In covering this issue, I’ve argued that the FCC needs to get data on these peering agreements and practices before we can prove that there’s a problem. It’s clear there is consumer harm, but what’s unclear is whether ISPs are actively blocking traffic, or hurting specific providers. It’s also unclear if ISPs are charging abusive rates to get direct interconnection agreements.
These peering agreements are deeply held secrets, which means the FCC will have to force providers to disclose the terms of their agreements and what traffic looks like on their networks. By sharing some of its network details, Level 3 is offering us a transparency strip tease, giving us (and the FCC) a glimpse of the data it has without naming names.
From the Level 3 post:
“The average utilization across all those interconnected ports is 36 perfect. So you might be asking — what is all the fuss about with peering?…Well, our peers fall into two broad categories; global or regional Internet Services providers like Level 3…and Broadband consumer networks like AT&T. If I use that distinction as a filter to look at congested ports, the story looks very different.
A port that is on average utilized at 90 percent will be saturated, dropping packets, for several hours a day. We have congested ports saturated to those levels with 12 of our 51 peers. Six of those 12 have a single congested port, and we are both (Level 3 and our peer) in the process of making upgrades — this is business as usual and happens occasionally as traffic swings around the Internet as customers change providers.
That leaves the remaining six peers with congestion on almost all of the interconnect ports between us. Congestion that is permanent, has been in place for well over a year and where our peer refuses to augment capacity. They are deliberately harming the service they deliver to their paying customers. They are not allowing us to fulfill the requests their customers make for content.
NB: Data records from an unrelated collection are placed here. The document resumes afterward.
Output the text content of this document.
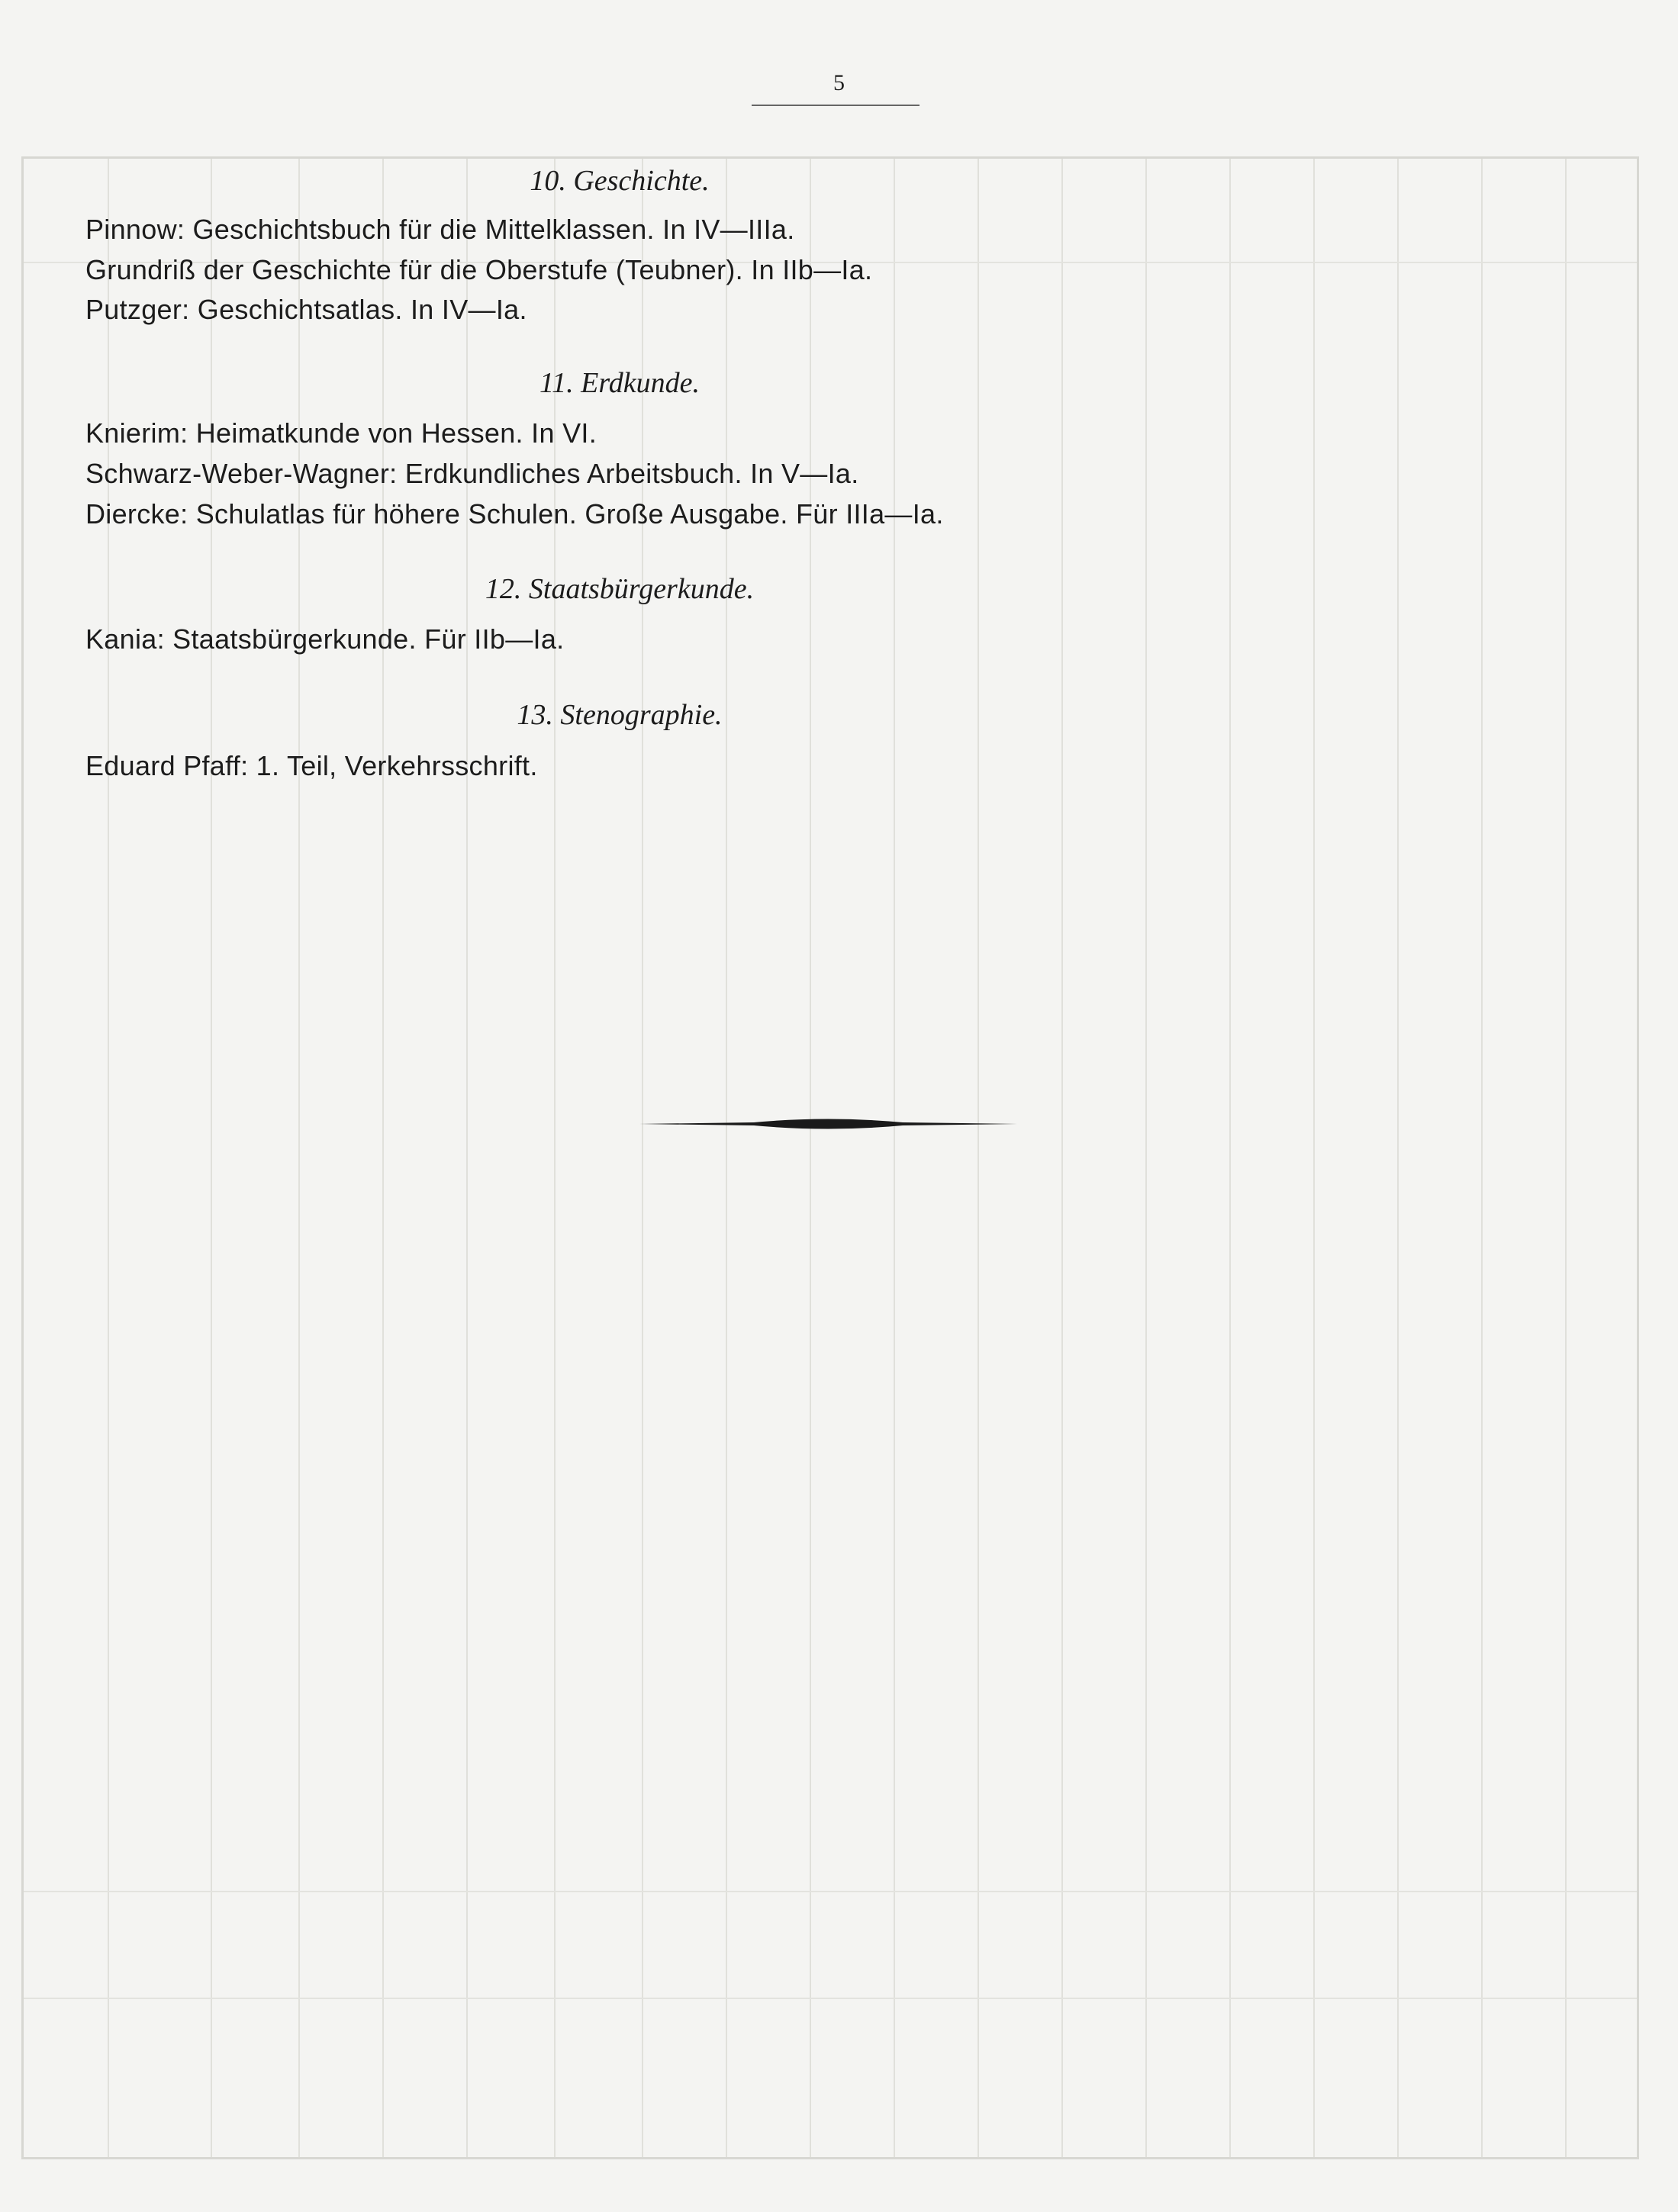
5
10. Geschichte.
Pinnow: Geschichtsbuch für die Mittelklassen. In IV—IIIa.
Grundriß der Geschichte für die Oberstufe (Teubner). In IIb—Ia.
Putzger: Geschichtsatlas. In IV—Ia.
11. Erdkunde.
Knierim: Heimatkunde von Hessen. In VI.
Schwarz-Weber-Wagner: Erdkundliches Arbeitsbuch. In V—Ia.
Diercke: Schulatlas für höhere Schulen. Große Ausgabe. Für IIIa—Ia.
12. Staatsbürgerkunde.
Kania: Staatsbürgerkunde. Für IIb—Ia.
13. Stenographie.
Eduard Pfaff: 1. Teil, Verkehrsschrift.
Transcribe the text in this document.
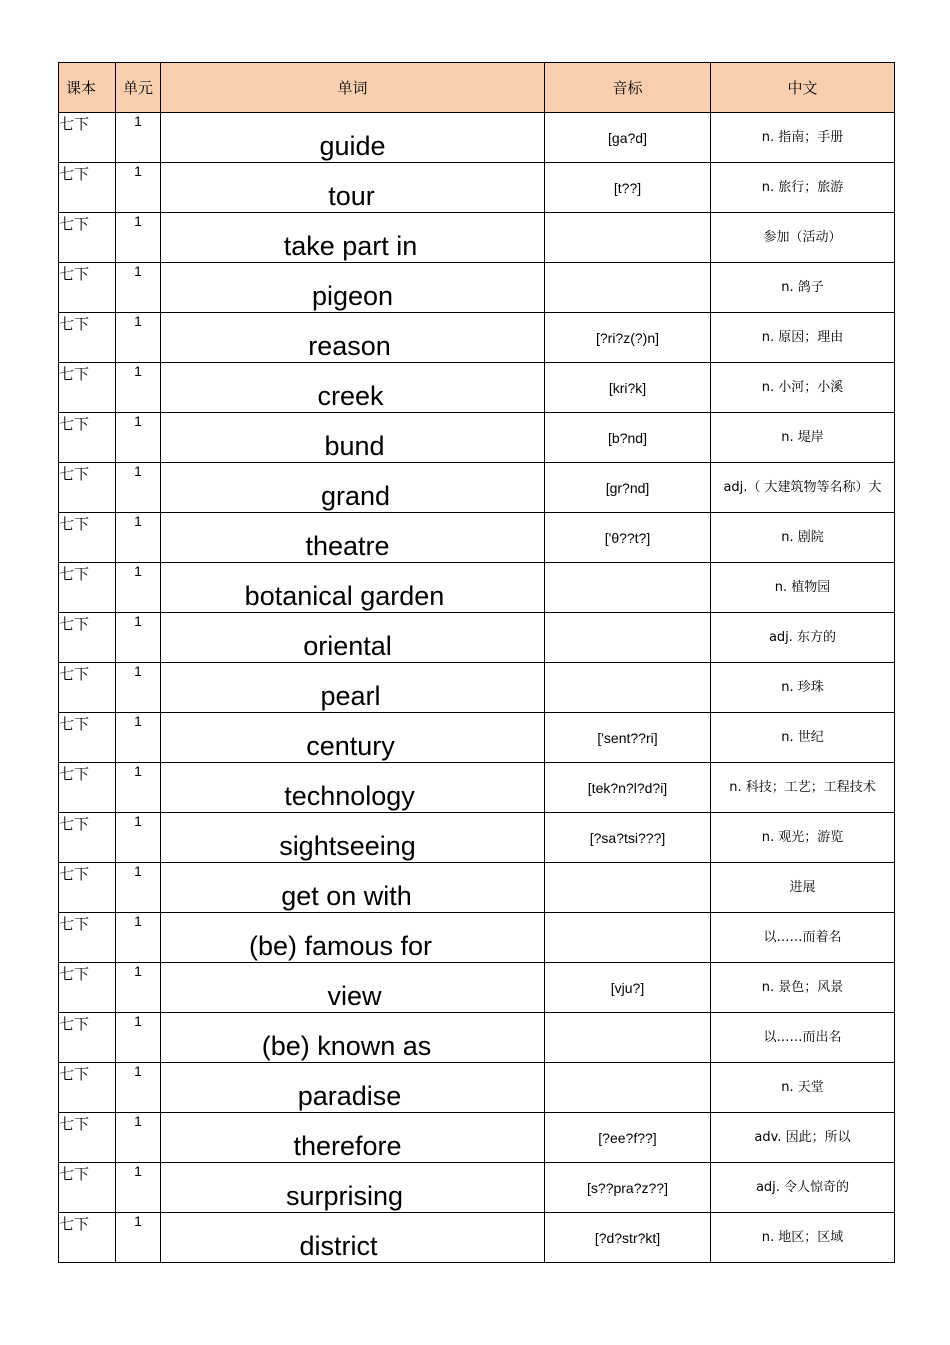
课本	单元	单词	音标	中文
七下	1	guide	[ga?d]	n. 指南；手册
七下	1	tour	[t??]	n. 旅行；旅游
七下	1	take part in		参加（活动）
七下	1	pigeon		n. 鸽子
七下	1	reason	[?ri?z(?)n]	n. 原因；理由
七下	1	creek	[kri?k]	n. 小河；小溪
七下	1	bund	[b?nd]	n. 堤岸
七下	1	grand	[gr?nd]	adj.（ 大建筑物等名称）大
七下	1	theatre	['θ??t?]	n. 剧院
七下	1	botanical garden		n. 植物园
七下	1	oriental		adj. 东方的
七下	1	pearl		n. 珍珠
七下	1	century	['sent??ri]	n. 世纪
七下	1	technology	[tek?n?l?d?i]	n. 科技；工艺；工程技术
七下	1	sightseeing	[?sa?tsi???]	n. 观光；游览
七下	1	get on with		进展
七下	1	(be) famous for		以……而着名
七下	1	view	[vju?]	n. 景色；风景
七下	1	(be) known as		以……而出名
七下	1	paradise		n. 天堂
七下	1	therefore	[?ee?f??]	adv. 因此；所以
七下	1	surprising	[s??pra?z??]	adj. 令人惊奇的
七下	1	district	[?d?str?kt]	n. 地区；区域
Five of those congested peers are in the United States and one is in Europe. There are none in any other part of the world. All six are large Broadband consumer networks with a dominant or exclusive market share in their local market. In countries or markets where consumers have multiple Broadband choices (like the UK) there are no congested peers.”
I’d love to see Cogent, Google and other providers release their data next, so even if the FCC doesn’t want to pursue this, a growing cry of consumer outrage could push the agency to do something about a very real and difficult problem that’s crippling access to video content on 5 U.S. broadband networks. Level 3 didn’t name names, but based on the deals Netflix has signed and the complaints it has made about AT&T, I’m confident that AT&T, Verizon and Comcast are among the five.